Discouraged
November 21, 2006
I’m not going to tell whether as security officer I serve old Baathists, new Sunnis, Sadr Shiites, Iranian Shiites, autonomous Kurds, Christians, or CIA operatives. I can’t tell you because I often don’t know.
Look what happened November fourteenth – year doesn’t matter – at Ministry of Education research center: several dozen men driving pickup trucks with Ministry of Interior markings rolled up front, announced American ambassador was arriving, then charged inside, stated they were part of Iraqi integrity commission, brandished weapons, rampaged fifteen minutes, captured fifty to hundred men, blindfolded and bound hands, locked up all women, herded men into trucks, forced their way into traffic and plowed toward Shiite neighborhoods in east Baghdad.
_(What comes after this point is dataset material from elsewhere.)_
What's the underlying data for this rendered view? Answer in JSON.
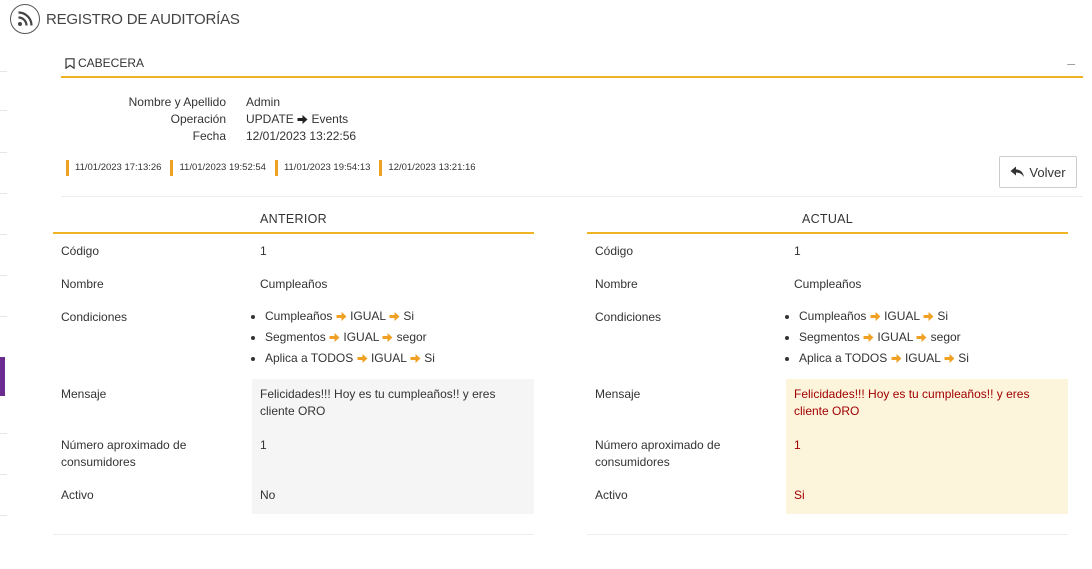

Sunnis said that proved Shiites had schemed with Shiite security forces, none of whom responded or indicated they were awake during daylight raid. Of course some Shiites claimed operation had stench of Saddam’s old associates still trying to frame Shiites. It doesn’t matter. Everyone is subject to being abducted, blown up, shot or mutilated.
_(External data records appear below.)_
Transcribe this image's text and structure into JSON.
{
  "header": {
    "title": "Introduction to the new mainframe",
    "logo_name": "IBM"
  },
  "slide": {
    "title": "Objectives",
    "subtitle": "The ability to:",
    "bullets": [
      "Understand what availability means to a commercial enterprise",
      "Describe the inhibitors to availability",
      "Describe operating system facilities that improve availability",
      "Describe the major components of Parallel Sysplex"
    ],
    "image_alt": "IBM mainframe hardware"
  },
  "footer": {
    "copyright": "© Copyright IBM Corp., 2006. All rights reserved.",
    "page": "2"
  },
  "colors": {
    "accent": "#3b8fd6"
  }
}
Violence without foreseeable end would become more tangible for Americans, few of whom are directly affected, if U.S. newspapers ran photos of Iraqi dead. Respectful American newspapers don’t show their dead. That’s fine. Show ours. Not relatively clean Hollywood corpses. Show blood and trauma. Teach everyone what it’s about. Readers won’t need captions or names. Just run clear images from nation of anonymous people being killed by faceless zealots.